Explorar a doença da ministra para alçar a sua candidatura é cruel e desrespeitoso
A perversão na política nacional não tem limites, e não se resume à manipulação do mandato parlamentar para fins particulares, como se descobre pela revelação dos podres do Congresso. A exposição da doença da ministra Dilma Rousseff — um tumor no sistema linfático, felizmente diagnosticado em estágio inicial — foi um exemplo de desprendimento pessoal. Mas deturpado por oportunismo dos outros.
O consultor de política externa do presidente Lula, Marco Aurélio Garcia, declarou que “isso”, referindo-se ao tumor, “vai reforçar a candidatura dela”. Não se diz “isso”. É câncer. Outros aliados disseram coisas assemelhadas. Fica implícita a visão utilitarista.
Não se diz coisas assim sobre mal tão agressivo, que abate, reduz a imunidade, provoca reações desagradáveis, dando teor oportunista às manifestações espontâneas e sinceras de solidariedade de todos.
A corrida eleitoral é um detalhe, além de distante, para daqui a 18 meses. Nem deveria já estar lançada pelo presidente Lula à sua sucessão, embora informalmente. Ela pode ser a candidata, mas por ora tem obrigação maior com sua própria saúde — e é só o que lhe deve importar, sem constrangimentos. Soa muito mal dizer que “isso deve ter impactado muito bem na opinião pública do país”, como se drama pessoal fosse atributo para eleger seja lá quem.
Foi desrespeitoso, mas também cruel. Em Manaus, o presidente, ao lado da ministra, disse ter “a convicção de que ela não vai parar um dia sequer”, ainda que antes tenha afirmado que “a prioridade zero é cuidar da saúde dela, até porque com essas coisas a gente não brinca”. Dilma é candidata, ministra de coordenação gerencial do governo, na prática, e gestora do programa de obras do PAC.
A ordem de importância das responsabilidades merece ser revista. Sem pressão, que é o que a submete tais manifestações — mesmo que ela as receba como normais. A tendência em situações-limite como esta é a vontade de superação. Mas depende do que. Da doença, a força interior é decisiva. Para mostrar-se supermulher, é exigir demais de um momento de submissão total às ordens médicas.
Não será preciso muito mais para se diferenciar na cena nacional. O festival de horrores exibido pelos parlamentares já destaca quem tenha um mínimo a apresentar, e a ministra tem bem mais que isso.
A Câmara se convence A Câmara na derradeira hora voltou atrás e fez aprovar por ato de sua direção as medidas moralizadoras propostas pelo presidente da Casa, deputado Michel Temer.

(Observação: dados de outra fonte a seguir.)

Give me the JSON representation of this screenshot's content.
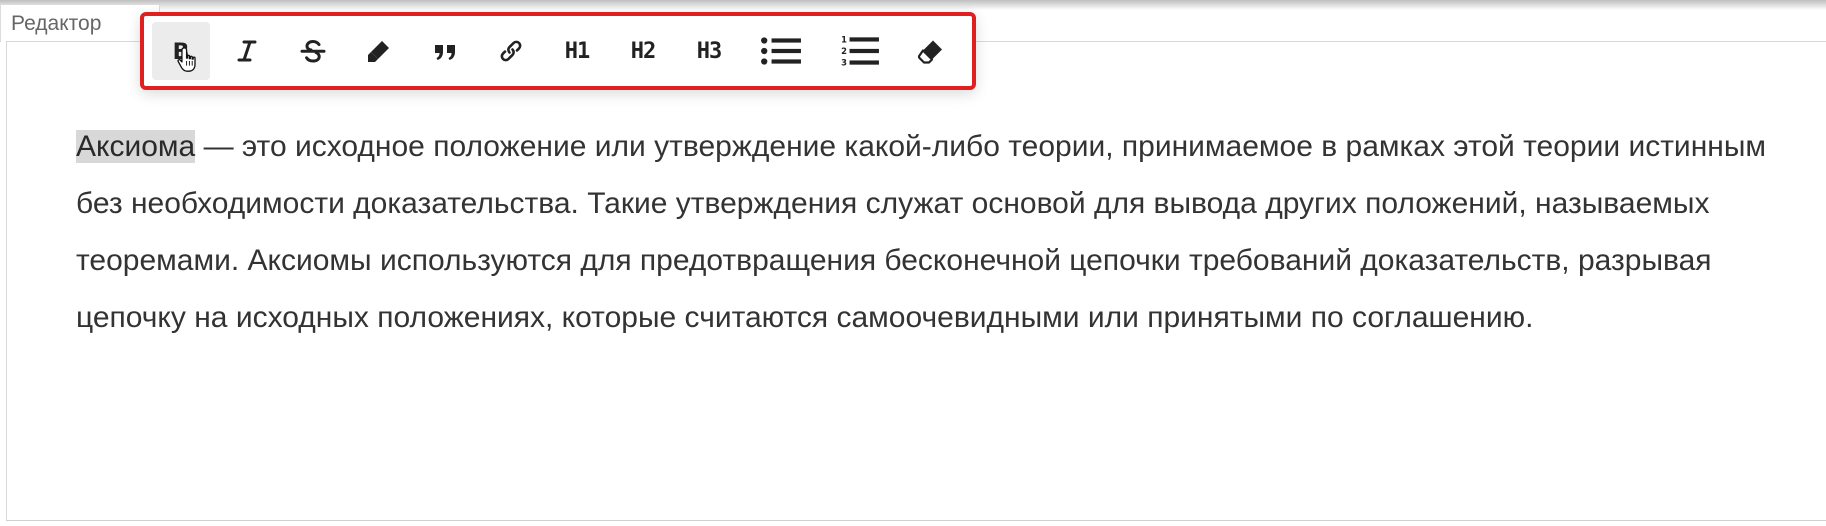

Se fosse a voto no plenário, como uma grande parcela dos deputados pretendia, não era pequeno o risco de derrota de Temer, lançando a Câmara num buraco pior do que está.
O que se aprovou foi a limitação da cota de passagens aéreas só ao parlamentar. Viagens ao exterior e de assessores a serviço vão ter de passar pela Mesa da Câmara. O Senado já havia feito igual.
Se houver transparência, talvez não se ouçam mais histórias de deputados doando passagens a time de futebol do Ceará ou levando a namorada famosa e a sogra para passear em Miami. Ou do senador que as sorteou em festa de fim de ano entre jornalistas de seu estado.
Mas há mais absurdos Outro pagou advogado contratado para defendê-lo junto à Comissão de Ética com verba de gabinete. Só pode ser sarcasmo tanto quanto a do casal de parlamentares que embolsa ajuda-moradia residindo em Brasília. Os acintes não param. Descobriu-se, melhor, atentou-se — pois tudo é do arco da velha — para outra aberração no limite da decência: senadores e familiares dispõem de plano de saúde para a vida toda, vitalício, com reembolso até de consultas médicas.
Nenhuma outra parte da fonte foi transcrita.